When you pick up the tres, do you really bring Cuban music into the equation?

It isn't an instrument that's manufactured by Gibson or Yamaha or Fender, whereas bongos and other native instruments of Cuba are. And as it isn't a globalized instrument, you never see the instruments, or strings for them, or learning materials... only in Cuba. When she brought it there was nothing I could study - I just had to buy records and learn to play the tunes by ear. But I'm self-taught, so that's what I always did anyway. I realized that to be a good Cuban ‘tresero’ I'd have to spend a lot of time working on it out in Havana, and it looked pretty unlikely. But there was a way. To make myself drunk with it, immerse myself in it, really live the instrument and its sound. I saw that there was a way I could take it by giving it a personal touch that if I were over there would probably be trickier to do. Over here, playing music from over there was a weird thing to do. And to me it seemed like a beautiful situation, a game of tennis back-and-forth, because the instrument is a hybrid descendent of the guitar and the lute which was developed in Cuba by poor Andalusian farm-workers, the 'guajiros'. The fact that it's come back here playing flamenco music and that we take it back out there to show them, like we did at CubaDisco, produces a beautiful sequence of exchanges, exchanges of understanding.

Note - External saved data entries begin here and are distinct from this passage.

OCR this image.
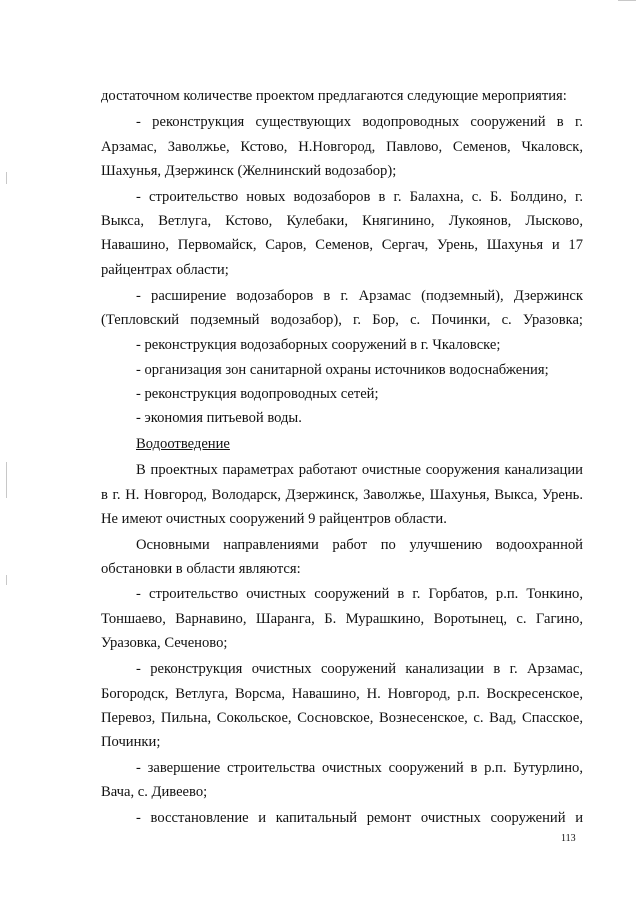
достаточном количестве проектом предлагаются следующие мероприятия:
- реконструкция существующих водопроводных сооружений в г.
Арзамас, Заволжье, Кстово, Н.Новгород, Павлово, Семенов, Чкаловск,
Шахунья, Дзержинск (Желнинский водозабор);
- строительство новых водозаборов в г. Балахна, с. Б. Болдино, г.
Выкса, Ветлуга, Кстово, Кулебаки, Княгинино, Лукоянов, Лысково,
Навашино, Первомайск, Саров, Семенов, Сергач, Урень, Шахунья и 17
райцентрах области;
- расширение водозаборов в г. Арзамас (подземный), Дзержинск
(Тепловский подземный водозабор), г. Бор, с. Починки, с. Уразовка;
- реконструкция водозаборных сооружений в г. Чкаловске;
- организация зон санитарной охраны источников водоснабжения;
- реконструкция водопроводных сетей;
- экономия питьевой воды.
Водоотведение
В проектных параметрах работают очистные сооружения канализации
в г. Н. Новгород, Володарск, Дзержинск, Заволжье, Шахунья, Выкса, Урень.
Не имеют очистных сооружений 9 райцентров области.
Основными направлениями работ по улучшению водоохранной
обстановки в области являются:
- строительство очистных сооружений в г. Горбатов, р.п. Тонкино,
Тоншаево, Варнавино, Шаранга, Б. Мурашкино, Воротынец, с. Гагино,
Уразовка, Сеченово;
- реконструкция очистных сооружений канализации в г. Арзамас,
Богородск, Ветлуга, Ворсма, Навашино, Н. Новгород, р.п. Воскресенское,
Перевоз, Пильна, Сокольское, Сосновское, Вознесенское, с. Вад, Спасское,
Починки;
- завершение строительства очистных сооружений в р.п. Бутурлино,
Вача, с. Дивеево;
- восстановление и капитальный ремонт очистных сооружений и
113
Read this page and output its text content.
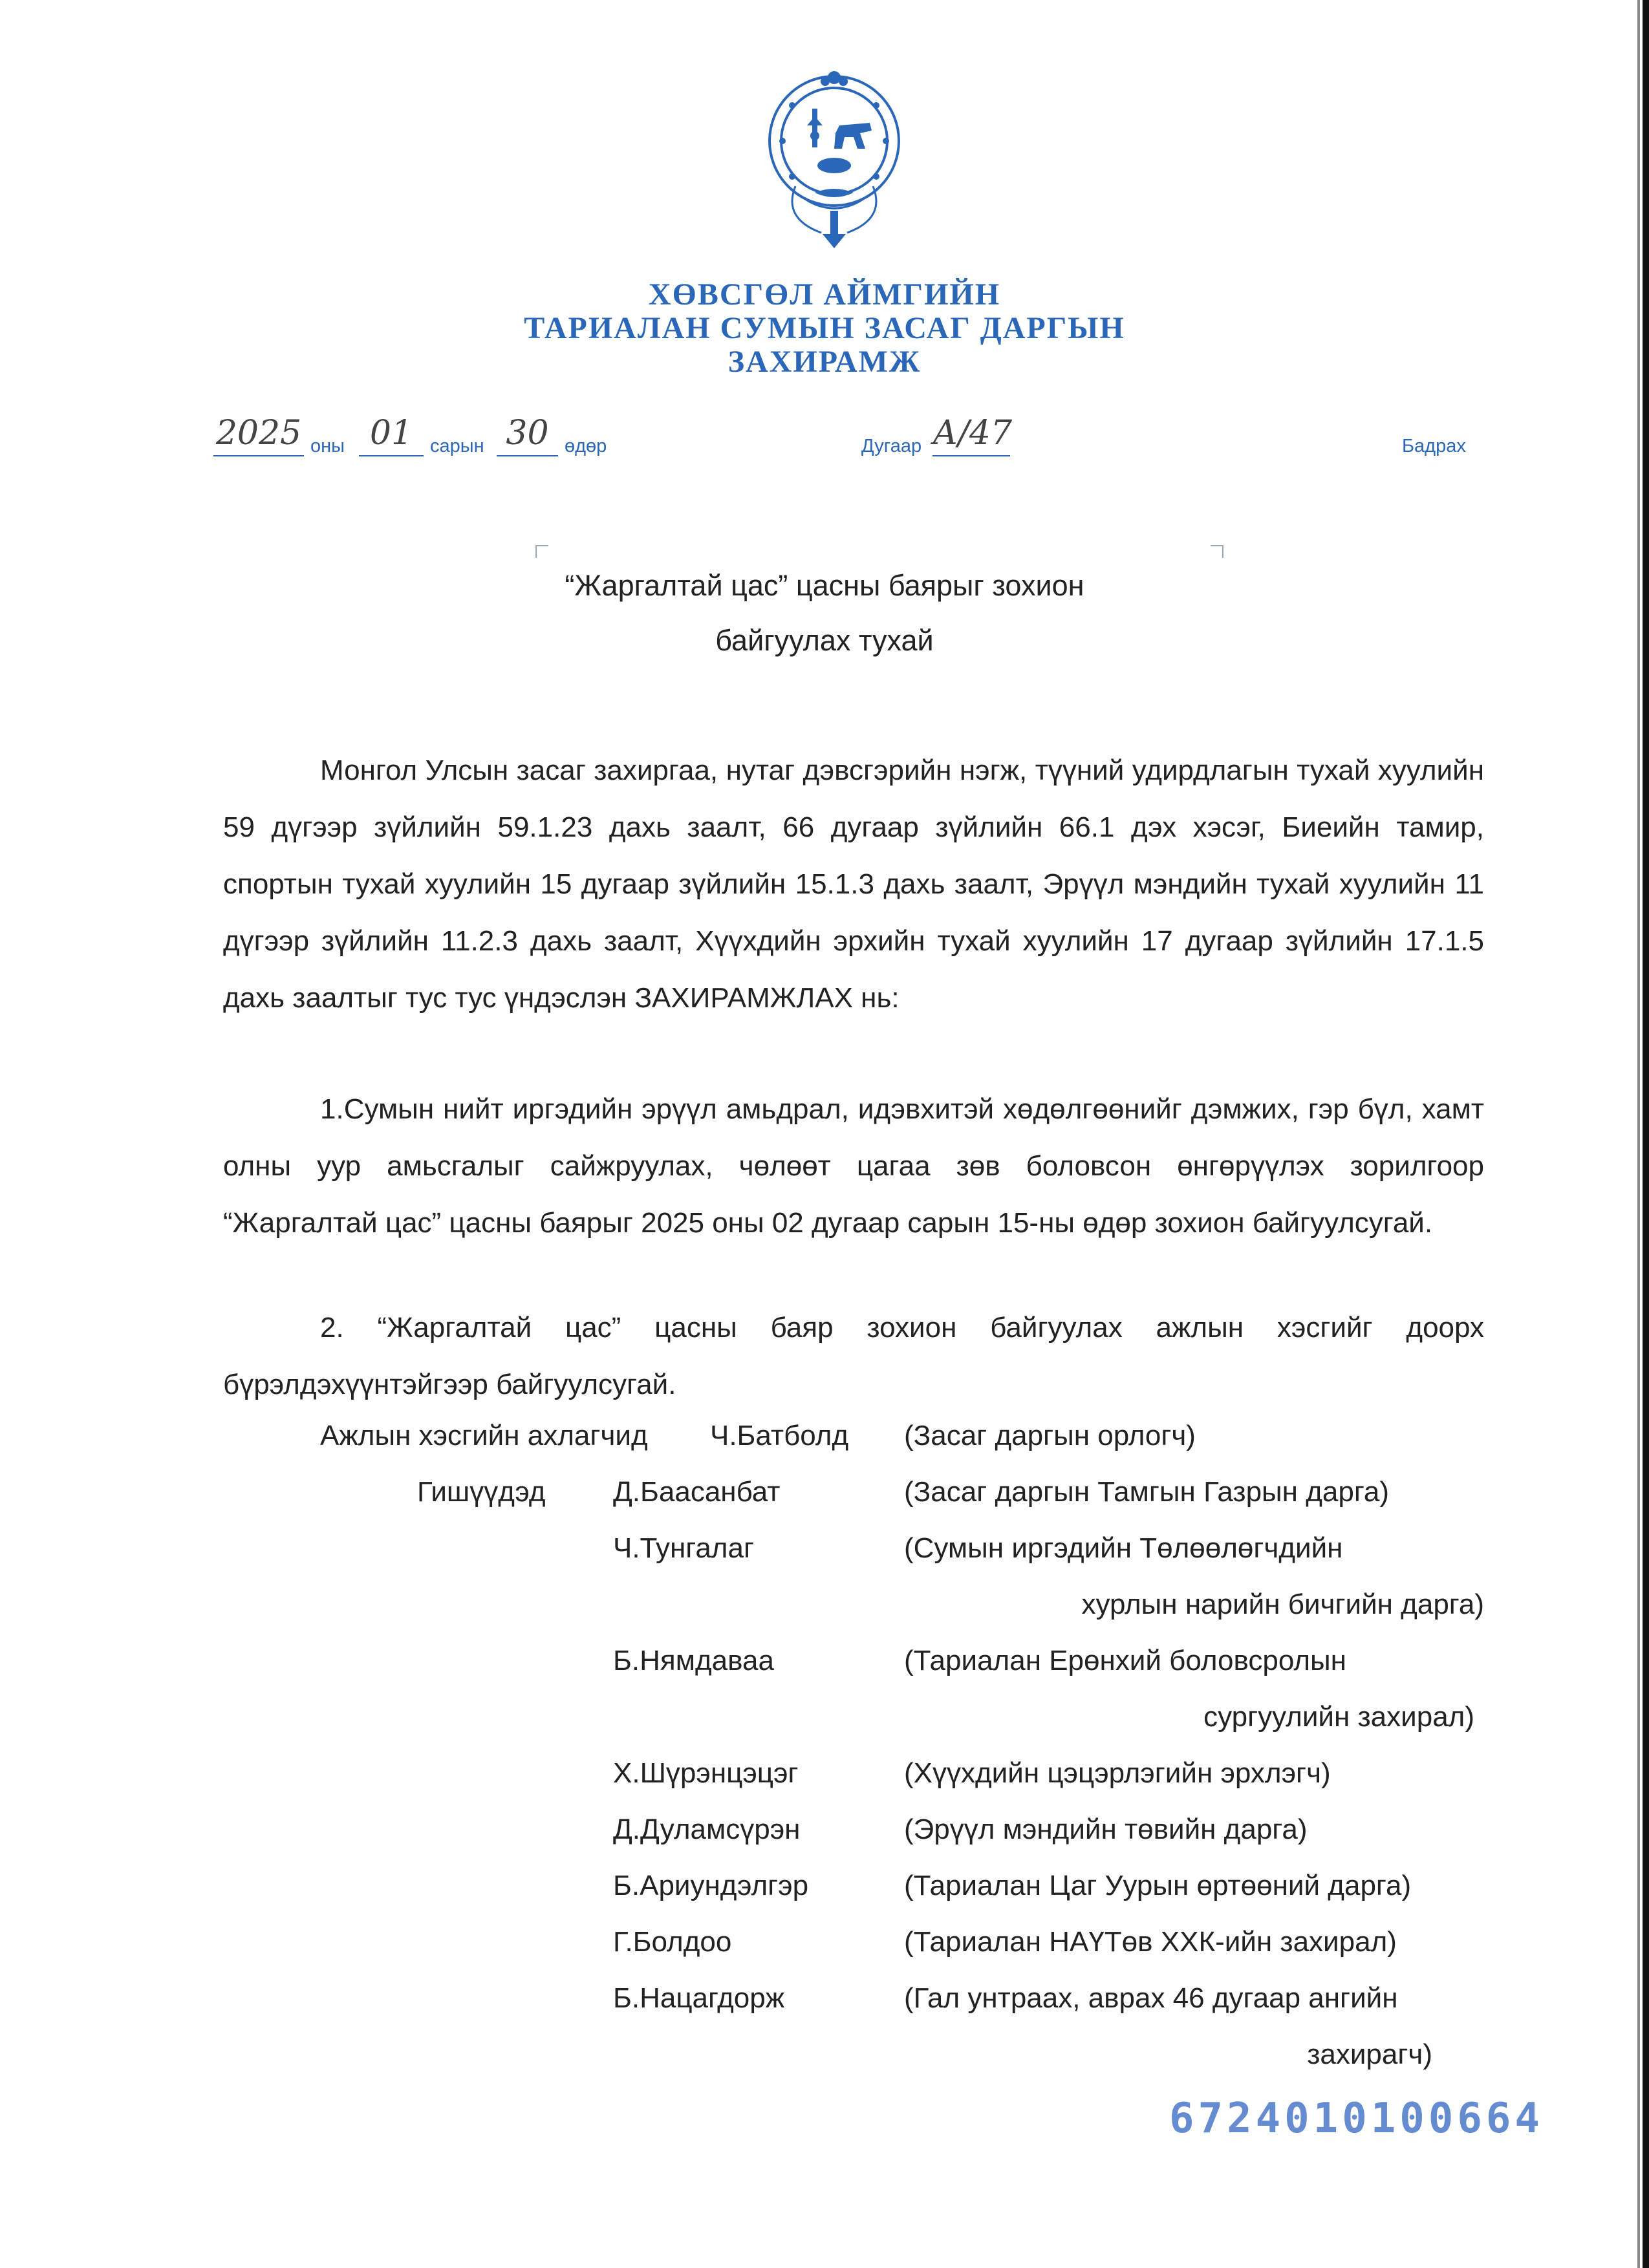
ХӨВСГӨЛ АЙМГИЙН
ТАРИАЛАН СУМЫН ЗАСАГ ДАРГЫН
ЗАХИРАМЖ
2025 оны 01 сарын 30 өдөр	Дугаар А/47	Бадрах
“Жаргалтай цас” цасны баярыг зохион
байгуулах тухай
Монгол Улсын засаг захиргаа, нутаг дэвсгэрийн нэгж, түүний удирдлагын тухай хуулийн 59 дүгээр зүйлийн 59.1.23 дахь заалт, 66 дугаар зүйлийн 66.1 дэх хэсэг, Биеийн тамир, спортын тухай хуулийн 15 дугаар зүйлийн 15.1.3 дахь заалт, Эрүүл мэндийн тухай хуулийн 11 дүгээр зүйлийн 11.2.3 дахь заалт, Хүүхдийн эрхийн тухай хуулийн 17 дугаар зүйлийн 17.1.5 дахь заалтыг тус тус үндэслэн ЗАХИРАМЖЛАХ нь:
1.Сумын нийт иргэдийн эрүүл амьдрал, идэвхитэй хөдөлгөөнийг дэмжих, гэр бүл, хамт олны уур амьсгалыг сайжруулах, чөлөөт цагаа зөв боловсон өнгөрүүлэх зорилгоор “Жаргалтай цас” цасны баярыг 2025 оны 02 дугаар сарын 15-ны өдөр зохион байгуулсугай.
2. “Жаргалтай цас” цасны баяр зохион байгуулах ажлын хэсгийг доорх бүрэлдэхүүнтэйгээр байгуулсугай.
Ажлын хэсгийн ахлагчид Ч.Батболд (Засаг даргын орлогч)
Гишүүдэд Д.Баасанбат	(Засаг даргын Тамгын Газрын дарга)
Ч.Тунгалаг	(Сумын иргэдийн Төлөөлөгчдийн
хурлын нарийн бичгийн дарга)
Б.Нямдаваа	(Тариалан Ерөнхий боловсролын
сургуулийн захирал)
Х.Шүрэнцэцэг	(Хүүхдийн цэцэрлэгийн эрхлэгч)
Д.Дуламсүрэн	(Эрүүл мэндийн төвийн дарга)
Б.Ариундэлгэр	(Тариалан Цаг Уурын өртөөний дарга)
Г.Болдоо	(Тариалан НАҮТөв ХХК-ийн захирал)
Б.Нацагдорж	(Гал унтраах, аврах 46 дугаар ангийн
захирагч)
6724010100664
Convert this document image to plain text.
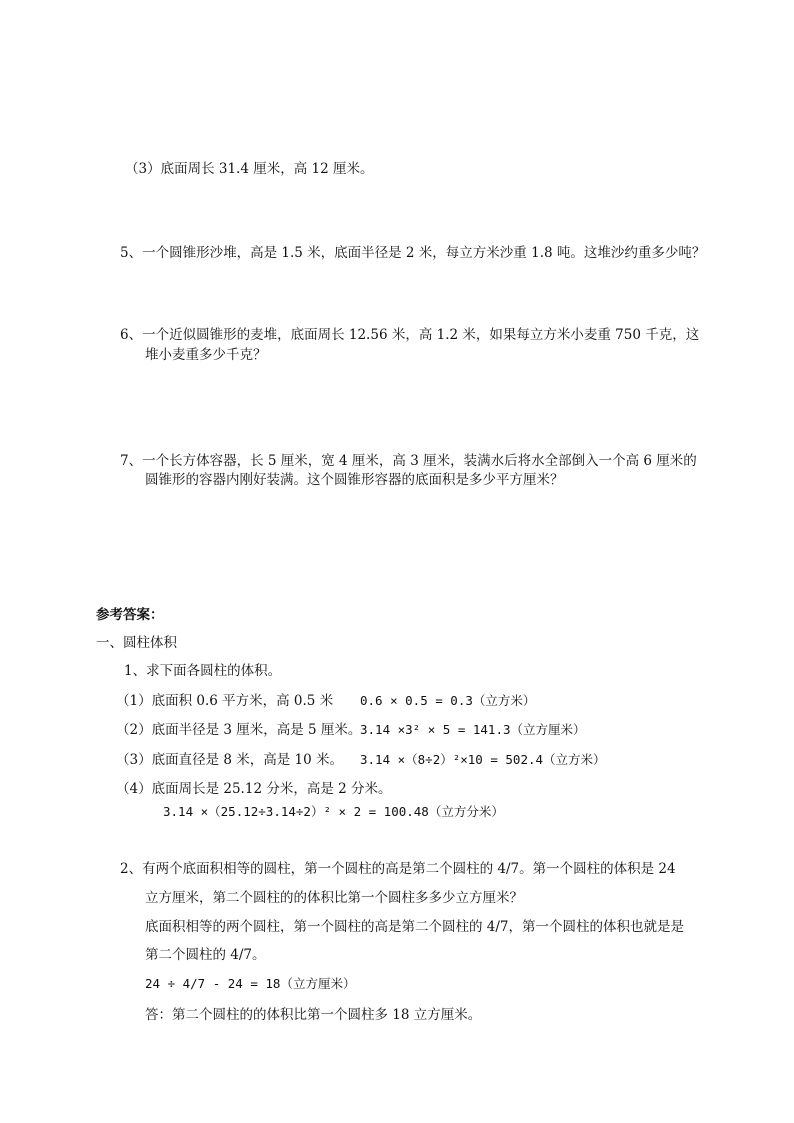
（3）底面周长 31.4 厘米，高 12 厘米。
5、一个圆锥形沙堆，高是 1.5 米，底面半径是 2 米，每立方米沙重 1.8 吨。这堆沙约重多少吨？
6、一个近似圆锥形的麦堆，底面周长 12.56 米，高 1.2 米，如果每立方米小麦重 750 千克，这
堆小麦重多少千克？
7、一个长方体容器，长 5 厘米，宽 4 厘米，高 3 厘米，装满水后将水全部倒入一个高 6 厘米的
圆锥形的容器内刚好装满。这个圆锥形容器的底面积是多少平方厘米？
参考答案：
一、圆柱体积
1、求下面各圆柱的体积。
（1）底面积 0.6 平方米，高 0.5 米 0.6 × 0.5 = 0.3（立方米）
（2）底面半径是 3 厘米，高是 5 厘米。
3.14 ×3² × 5 = 141.3（立方厘米）
（3）底面直径是 8 米，高是 10 米。 3.14 ×（8÷2）²×10 = 502.4（立方米）
（4）底面周长是 25.12 分米，高是 2 分米。
3.14 ×（25.12÷3.14÷2）² × 2 = 100.48（立方分米）
2、有两个底面积相等的圆柱，第一个圆柱的高是第二个圆柱的 4/7。第一个圆柱的体积是 24
立方厘米，第二个圆柱的的体积比第一个圆柱多多少立方厘米？
底面积相等的两个圆柱，第一个圆柱的高是第二个圆柱的 4/7，第一个圆柱的体积也就是是
第二个圆柱的 4/7。
24 ÷ 4/7 - 24 = 18（立方厘米）
答：第二个圆柱的的体积比第一个圆柱多 18 立方厘米。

So tell me, what kind of welcome did you get at CubaDisco?

That was where it all started to come together. I was really nervous because it's trying to use one of their instruments to make different music. And it's played differently; I had to look for other techniques, other ways of tuning it, other formulae. And they were well-received. People show such generosity there... and, like my mother says, there's so much soul per square meter, that they're never gonna be suspicious of you so long as you aren't looking to take anything from them. And my intention is just the opposite, to present an interesting point of view that might stimulate them.

 
"We try and imagine what would be playing on the borderline, a millimeter before where flamenco begins and a millimeter beyond where it ends"

What meaning does the surname ‘de la frontera’ hold?

We're playing at being on the borderline, at not being from anywhere in particular, just from that place which divides mental spaces, patriotic spaces and cultural spaces. We try and imagine what would be playing on the borderline, a millimeter before where flamenco begins and a millimeter beyond where it ends. Who draws the line, what decides where the border should be between old-fashioned and modern, between local and universal, between flamenco and other musical styles in the world?

So is music from the Americas a path that needs further exploration?

There's more and more common ground, but writers always take an extreme opinion. Flamenco historians have neglected the American sources of input, without realizing that historically they were getting it all wrong. The place where the boats moored before embarking on their journeys to Cuba was in Cadiz; when they got to the other side of the Atlantic, the first port of call was Havana. All those drunken nights on the town, songs, jokes, clothes... all ended up there. Those expeditions went on for years, plundering the mainland, and the last meeting place before returning was in Havana. And they went back to Cadiz and Triana, the two ports which happen to also be the motherlands of flamenco. That was happening just as the key Cuban styles were starting to be established.